CONTESTED V. UNCONTESTED (SHOULD I GO TO COURT OR SETTLE?)
While most divorcing spouses want to make the process as quick and painless as possible, it may not be that easy. Each marriage and divorce are different, but it’s essential to focus on the business side of divorce instead of letting emotion dictate your actions.
4 factors to consider for settling or litigating a Divorce Case:
Four primary considerations include:
• Time: Divorce trials can take well over a year, depending upon the court’s schedule. Settlements typically take a few months.
• Cost: Some divorcing couples achieve settlements for a few thousand dollars. But the longer the process goes, the more it will cost, and trials can run well into the five-digit range.
• Stress: It’s only logical that a long and contentious divorce creates more anxiety for everyone, while the court controls the schedule.
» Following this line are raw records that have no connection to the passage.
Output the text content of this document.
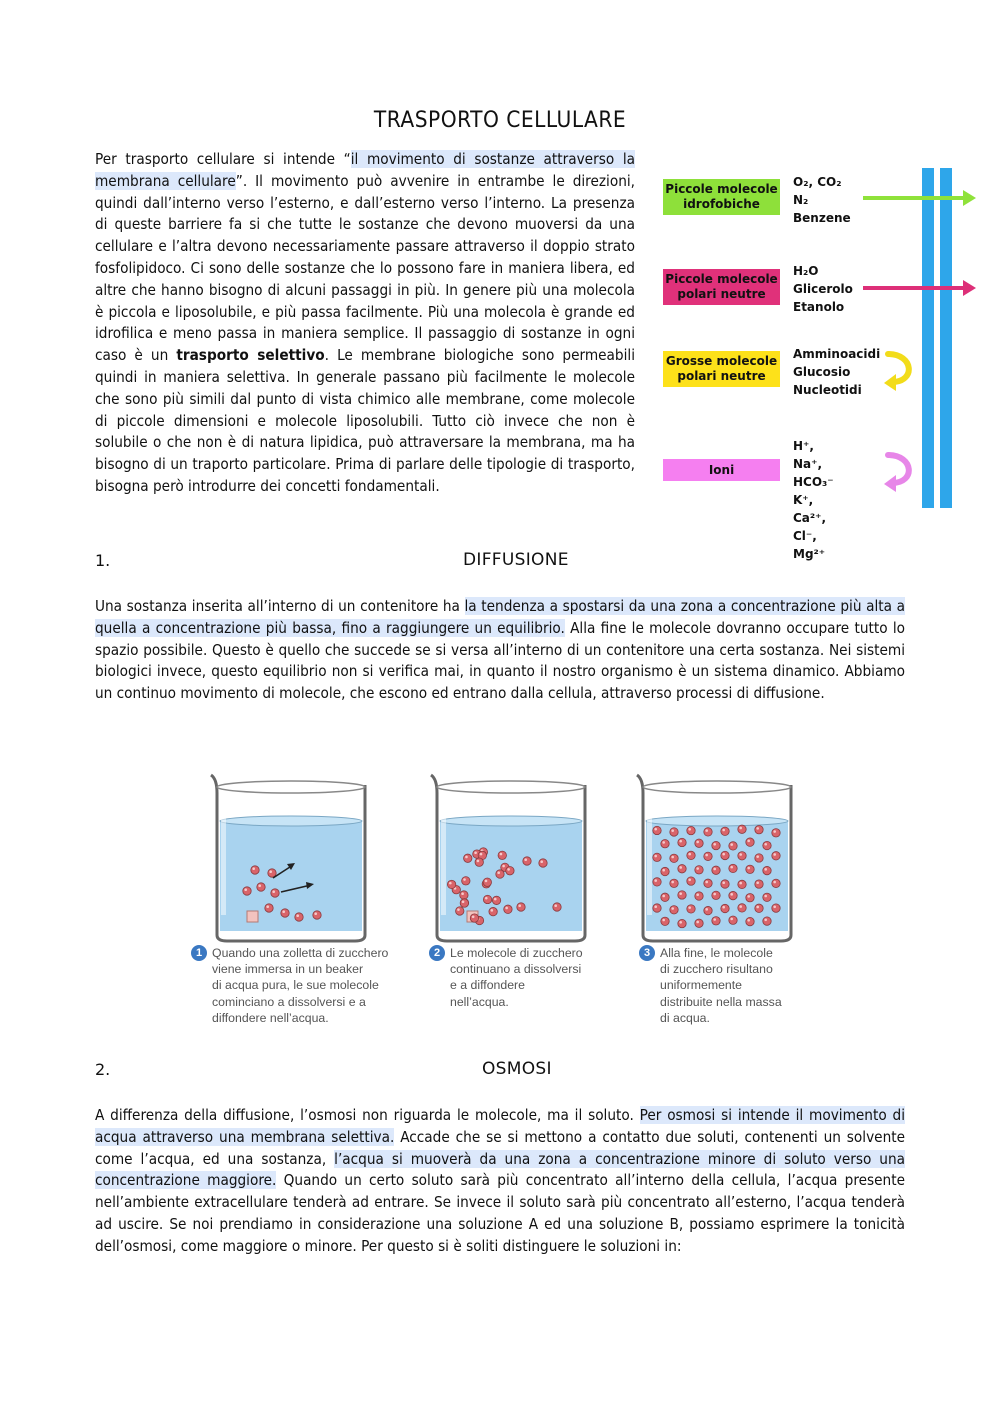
TRASPORTO CELLULARE

Per trasporto cellulare si intende “il movimento di sostanze attraverso la membrana cellulare”. Il movimento può avvenire in entrambe le direzioni, quindi dall’interno verso l’esterno, e dall’esterno verso l’interno. La presenza di queste barriere fa si che tutte le sostanze che devono muoversi da una cellulare e l’altra devono necessariamente passare attraverso il doppio strato fosfolipidoco. Ci sono delle sostanze che lo possono fare in maniera libera, ed altre che hanno bisogno di alcuni passaggi in più. In genere più una molecola è piccola e liposolubile, e più passa facilmente. Più una molecola è grande ed idrofilica e meno passa in maniera semplice. Il passaggio di sostanze in ogni caso è un trasporto selettivo. Le membrane biologiche sono permeabili quindi in maniera selettiva. In generale passano più facilmente le molecole che sono più simili dal punto di vista chimico alle membrane, come molecole di piccole dimensioni e molecole liposolubili. Tutto ciò invece che non è solubile o che non è di natura lipidica, può attraversare la membrana, ma ha bisogno di un traporto particolare. Prima di parlare delle tipologie di trasporto, bisogna però introdurre dei concetti fondamentali.

Piccole molecole idrofobiche
O₂, CO₂
N₂
Benzene
Piccole molecole polari neutre
H₂O
Glicerolo
Etanolo
Grosse molecole polari neutre
Amminoacidi
Glucosio
Nucleotidi
Ioni
H⁺, Na⁺,
HCO₃⁻
K⁺, Ca²⁺,
Cl⁻, Mg²⁺
1.	DIFFUSIONE

Una sostanza inserita all’interno di un contenitore ha la tendenza a spostarsi da una zona a concentrazione più alta a quella a concentrazione più bassa, fino a raggiungere un equilibrio. Alla fine le molecole dovranno occupare tutto lo spazio possibile. Questo è quello che succede se si versa all’interno di un contenitore una certa sostanza. Nei sistemi biologici invece, questo equilibrio non si verifica mai, in quanto il nostro organismo è un sistema dinamico. Abbiamo un continuo movimento di molecole, che escono ed entrano dalla cellula, attraverso processi di diffusione.

1 Quando una zolletta di zucchero
viene immersa in un beaker
di acqua pura, le sue molecole
cominciano a dissolversi e a
diffondere nell’acqua.
2 Le molecole di zucchero
continuano a dissolversi
e a diffondere
nell’acqua.
3 Alla fine, le molecole
di zucchero risultano
uniformemente
distribuite nella massa
di acqua.
2.	OSMOSI

A differenza della diffusione, l’osmosi non riguarda le molecole, ma il soluto. Per osmosi si intende il movimento di acqua attraverso una membrana selettiva. Accade che se si mettono a contatto due soluti, contenenti un solvente come l’acqua, ed una sostanza, l’acqua si muoverà da una zona a concentrazione minore di soluto verso una concentrazione maggiore. Quando un certo soluto sarà più concentrato all’interno della cellula, l’acqua presente nell’ambiente extracellulare tenderà ad entrare. Se invece il soluto sarà più concentrato all’esterno, l’acqua tenderà ad uscire. Se noi prendiamo in considerazione una soluzione A ed una soluzione B, possiamo esprimere la tonicità dell’osmosi, come maggiore o minore. Per questo si è soliti distinguere le soluzioni in:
On the other hand, settlements are usually peaceful, and you and your soon-to-be-ex control when, where and how often you meet.
• Outcome: Spouses who work together typically save time, money and experience less stress. However, if one spouse makes unreasonable or inflexible demands over marital property or parenting time, going to court may be the best option.
Focus on fairness over retribution
The notion of “getting even” with a cheating or neglectful spouse is understandable but is usually not a good reason for litigating a divorce.